Object-oriented approaches to software development are an important expansion of procedural approaches. Java explicitly supports both approaches, but you should focus on the object-oriented approach. This article compares the two approaches and explains the fundamentals of each.

4. Object-Oriented Approach

In object-oriented approach, a system is viewed as a set of objects. All object-orientation experts agree that a good methodology is essential for software development, especially when working in teams. Thus, quite a few methodologies have been invented over the last decade. Broadly speaking, all object-oriented methodologies are alike – they have similar phases and similar artifacts – but there are many small differences. Object-oriented methodologies tend not to be too prescriptive: the developers are given some choice about whether they use a particular type of diagram, for example. Therefore, the development team must select a methodology and agree which artifacts are to be produced, before they do any detailed planning or scheduling. In general, each methodology addresses:

  • The philosophy behind each of the phases. 
  • The workflows and the individual activities within each phase. 
  • The artifacts that should be produced (diagrams, textual descriptions and code). 
  • Dependencies between the artifacts. 
  • Notations for the different kinds of artifacts. 
  • The need to model static structure and dynamic behavior. 

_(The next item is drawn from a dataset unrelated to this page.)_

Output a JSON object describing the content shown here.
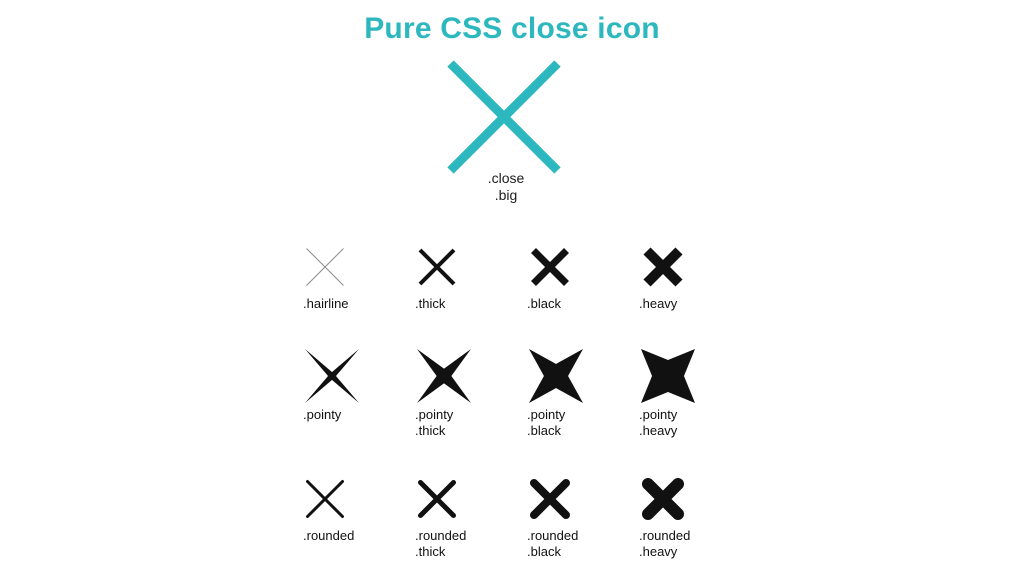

Static modeling involves deciding what the logical or physical parts of the system should be and how they should be connected together. Dynamic modeling is about deciding how the static parts should collaborate. Roughly speaking, static modeling describes how we construct and initialize the system, while dynamic modeling describes how the system should behave when it‟s running. Typically, we produce at least one static model and one dynamic model during each phase of the development.

Some methodologies, especially the more comprehensive ones, have alternative development paths, geared to different types and sizes of development.[1,4]

The benefits of Object-Oriented Development are reduced time to market, greater product flexibility, and schedule predictability and the risks of them are performance and startup costs [5].